Ce matin de février, il faisait particulièrement froid et la neige formait le seul élément remarquable dans le paysage de steppe du district de Cholokhovski. Il faudrait encore attendre deux ou trois mois avant que le sol ne se fissure, donnant naissance à des filets d’eau puis à des rivières dont la rumeur inviterait de nouveau les coucous à chanter sur les hautes branches des bouleaux. Alors seulement, il serait possible d’imaginer la vie dans un endroit pareil.

Les deux hommes en treillis fumaient dans l’habitacle d’une Lada Niva vert olive. De là, chauffage poussé au maximum, ils observaient le groupe formé par quatre autres individus qui avançaient entre les tristes troncs de cette forêt hivernale.

– Ça a un goût de chiotte. C’est quoi, putain ? s’exclama l’un d’eux, crachant et contemplant sa cigarette avec dégoût.

– Du hasch afghan, du moins c’est comme ça qu’on me l’a vendu à Rostov, répondit l’autre en expulsant de sa bouche un épais nuage de fumée.

– De la merde de taliban. On est en train de fumer de la merde de taliban. Tu te rappelles, le parfum de cette marijuana cultivée dans les Andes ? Ça c’était vraiment de l’herbe, du hasch ou je ne sais quoi.

– Toujours en train de comparer. Change de disque.

– À tes ordres, tovaritch commandant, répliqua le râleur, et il ouvrit la portière pour aérer la voiture.

Le plus âgé des hommes qui se déplaçaient au milieu des arbres ouvrait la marche et, même si tous portaient une tcherkeska grise qui descendait jusqu’à mi-cuisse, avec des cartouchières en cuir de chevreau cousues de part et d’autre du torse, le statut du vieux se reconnaissait à la papakha noire en astrakan qu’il portait sur la tête. Les autres étaient coiffés de simples toques en laine de mouton.

Le vieux progressait avec difficulté, ses bottes s’enfonçaient jusqu’à mi-mollet dans la neige, et les trois autres adaptaient leur pas souple de vétérans de la guerre de Tchétchénie au rythme poussif de l’ancien.
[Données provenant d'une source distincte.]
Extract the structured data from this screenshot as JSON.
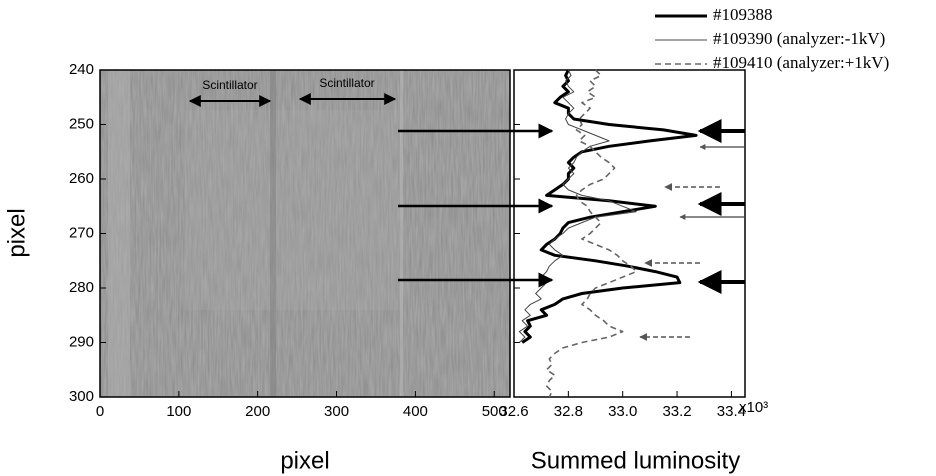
{
  "chart_data": [
    {
      "type": "image",
      "xlabel": "pixel",
      "ylabel": "pixel",
      "xlim": [
        0,
        520
      ],
      "xticks": [
        0,
        100,
        200,
        300,
        400,
        500
      ],
      "ylim": [
        240,
        300
      ],
      "yticks": [
        240,
        250,
        260,
        270,
        280,
        290,
        300
      ],
      "y_inverted": true,
      "annotations": [
        "Scintillator",
        "Scintillator"
      ]
    },
    {
      "type": "line",
      "xlabel": "Summed luminosity",
      "x_multiplier": "x10³",
      "xlim": [
        32.6,
        33.45
      ],
      "xticks": [
        32.6,
        32.8,
        {
          "value": 33,
          "label": "33.0"
        },
        33.2,
        33.4
      ],
      "ylim": [
        240,
        300
      ],
      "yticks": [
        240,
        250,
        260,
        270,
        280,
        290,
        300
      ],
      "y_inverted": true,
      "legend": "upper right",
      "y": [
        240,
        241,
        242,
        243,
        244,
        245,
        246,
        247,
        248,
        249,
        250,
        251,
        252,
        253,
        254,
        255,
        256,
        257,
        258,
        259,
        260,
        261,
        262,
        263,
        264,
        265,
        266,
        267,
        268,
        269,
        270,
        271,
        272,
        273,
        274,
        275,
        276,
        277,
        278,
        279,
        280,
        281,
        282,
        283,
        284,
        285,
        286,
        287,
        288,
        289,
        290,
        291,
        292,
        293,
        294,
        295,
        296,
        297,
        298,
        299,
        300
      ],
      "series": [
        {
          "name": "#109388",
          "color": "#000000",
          "width": 3,
          "dashed": false,
          "values": [
            32.8,
            32.79,
            32.8,
            32.78,
            32.8,
            32.77,
            32.75,
            32.8,
            32.8,
            32.82,
            32.95,
            33.15,
            33.27,
            33.1,
            32.95,
            32.85,
            32.82,
            32.8,
            32.82,
            32.8,
            32.8,
            32.78,
            32.75,
            32.72,
            32.95,
            33.12,
            33.0,
            32.88,
            32.8,
            32.78,
            32.77,
            32.75,
            32.72,
            32.7,
            32.75,
            32.9,
            33.02,
            33.12,
            33.2,
            33.21,
            33.0,
            32.85,
            32.78,
            32.75,
            32.7,
            32.72,
            32.65,
            32.66,
            32.64,
            32.66,
            32.63,
            null,
            null,
            null,
            null,
            null,
            null,
            null,
            null,
            null,
            null
          ]
        },
        {
          "name": "#109390 (analyzer:-1kV)",
          "color": "#444444",
          "width": 1,
          "dashed": false,
          "values": [
            32.8,
            32.81,
            32.79,
            32.8,
            32.82,
            32.78,
            32.8,
            32.82,
            32.8,
            32.79,
            32.8,
            32.85,
            32.9,
            32.95,
            32.88,
            32.85,
            32.83,
            32.82,
            32.8,
            32.82,
            32.8,
            32.78,
            32.8,
            32.85,
            32.95,
            33.0,
            33.05,
            32.9,
            32.85,
            32.8,
            32.78,
            32.75,
            32.73,
            32.75,
            32.78,
            32.75,
            32.73,
            32.72,
            32.7,
            32.72,
            32.7,
            32.68,
            32.7,
            32.66,
            32.64,
            32.66,
            32.63,
            32.65,
            32.62,
            32.64,
            32.62,
            null,
            null,
            null,
            null,
            null,
            null,
            null,
            null,
            null,
            null
          ]
        },
        {
          "name": "#109410 (analyzer:+1kV)",
          "color": "#666666",
          "width": 1.6,
          "dashed": true,
          "values": [
            32.9,
            32.92,
            32.88,
            32.9,
            32.87,
            32.9,
            32.85,
            32.88,
            32.86,
            32.84,
            32.85,
            32.83,
            32.86,
            32.84,
            32.88,
            32.9,
            32.92,
            32.95,
            32.97,
            32.95,
            32.93,
            32.88,
            32.85,
            32.83,
            32.84,
            32.87,
            32.88,
            32.9,
            32.92,
            32.9,
            32.88,
            32.85,
            32.9,
            32.95,
            32.98,
            33.0,
            33.03,
            33.05,
            33.0,
            32.95,
            32.9,
            32.88,
            32.87,
            32.85,
            32.88,
            32.9,
            32.93,
            32.95,
            33.0,
            32.95,
            32.85,
            32.78,
            32.75,
            32.73,
            32.74,
            32.72,
            32.75,
            32.73,
            32.72,
            32.74,
            32.73
          ]
        }
      ]
    }
  ]
}
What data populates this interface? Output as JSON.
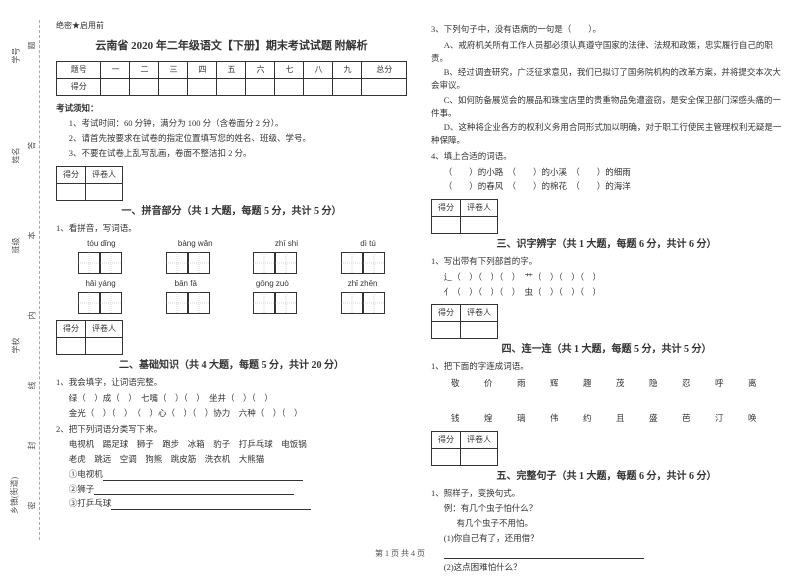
{
  "gutter": {
    "labels": [
      "学号",
      "姓名",
      "班级",
      "学校",
      "乡镇(街道)"
    ],
    "marks": [
      "题",
      "答",
      "本",
      "内",
      "线",
      "封",
      "密"
    ]
  },
  "header_note": "绝密★启用前",
  "title": "云南省 2020 年二年级语文【下册】期末考试试题 附解析",
  "score_table": {
    "row1": [
      "题号",
      "一",
      "二",
      "三",
      "四",
      "五",
      "六",
      "七",
      "八",
      "九",
      "总分"
    ],
    "row2_label": "得分"
  },
  "notice_title": "考试须知：",
  "notices": [
    "1、考试时间：60 分钟，满分为 100 分（含卷面分 2 分）。",
    "2、请首先按要求在试卷的指定位置填写您的姓名、班级、学号。",
    "3、不要在试卷上乱写乱画，卷面不整洁扣 2 分。"
  ],
  "small_score": {
    "cells": [
      "得分",
      "评卷人"
    ]
  },
  "s1": {
    "title": "一、拼音部分（共 1 大题，每题 5 分，共计 5 分）",
    "q1": "1、看拼音，写词语。",
    "pinyin_row1": [
      "tóu dǐng",
      "bàng wǎn",
      "zhī shi",
      "dì tú"
    ],
    "pinyin_row2": [
      "hǎi yáng",
      "bān fā",
      "gōng zuò",
      "zhǐ zhēn"
    ]
  },
  "s2": {
    "title": "二、基础知识（共 4 大题，每题 5 分，共计 20 分）",
    "q1": "1、我会填字，让词语完整。",
    "q1_lines": [
      "绿（　）成（　）　七嘴（　）（　）　坐井（　）（　）",
      "金光（　）（　）　（　）心（　）（　）协力　六种（　）（　）"
    ],
    "q2": "2、把下列词语分类写下来。",
    "q2_words1": "电视机　踢足球　狮子　跑步　冰箱　豹子　打乒乓球　电饭锅",
    "q2_words2": "老虎　跳远　空调　狗熊　跳皮筋　洗衣机　大熊猫",
    "q2_items": [
      "①电视机",
      "②狮子",
      "③打乒乓球"
    ]
  },
  "s3_top": {
    "q3": "3、下列句子中，没有语病的一句是（　　）。",
    "opts": [
      "A、戒府机关所有工作人员都必须认真遵守国家的法律、法规和政策，忠实履行自己的职责。",
      "B、经过调查研究，广泛征求意见，我们已拟订了国务院机构的改革方案，并将提交本次大会审议。",
      "C、如何防备展览会的展品和珠宝店里的贵重物品免遭盗窃，是安全保卫部门深感头痛的一件事。",
      "D、这种将企业各方的权利义务用合同形式加以明确，对于职工行使民主管理权利无疑是一种保障。"
    ],
    "q4": "4、填上合适的词语。",
    "q4_lines": [
      "（　　）的小路　（　　）的小溪　（　　）的细雨",
      "（　　）的春风　（　　）的棉花　（　　）的海洋"
    ]
  },
  "s3": {
    "title": "三、识字辨字（共 1 大题，每题 6 分，共计 6 分）",
    "q1": "1、写出带有下列部首的字。",
    "lines": [
      "辶（　）（　）（　）　艹（　）（　）（　）",
      "亻（　）（　）（　）　虫（　）（　）（　）"
    ]
  },
  "s4": {
    "title": "四、连一连（共 1 大题，每题 5 分，共计 5 分）",
    "q1": "1、把下面的字连成词语。",
    "row1": "敬　价　雨　辉　趣　茂　隐　忍　呼　离",
    "row2": "钱　煌　璃　伟　约　且　盛　芭　汀　唤"
  },
  "s5": {
    "title": "五、完整句子（共 1 大题，每题 6 分，共计 6 分）",
    "q1": "1、照样子，变换句式。",
    "ex_label": "例：有几个虫子怕什么？",
    "ex_ans": "有几个虫子不用怕。",
    "items": [
      "(1)你自己有了，还用借？",
      "(2)这点困难怕什么？"
    ]
  },
  "footer": "第 1 页 共 4 页"
}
Dans la Lada Niva vert olive, les deux hommes faisaient honneur à un morceau de fromage. Avec leurs poignards, ils coupaient de grosses tranches et les fourraient dans leur bouche.

– T’appelles ça du fromage ? Ces fils de Tarass Boulba font fermenter les brebis vivantes. Comment peut-on bouffer ça ?

– On le mâche sans réfléchir, ça fait une boule et hop, on l’avale. Mais ne te gêne pas, allez, compare-le avec le fromage chilien.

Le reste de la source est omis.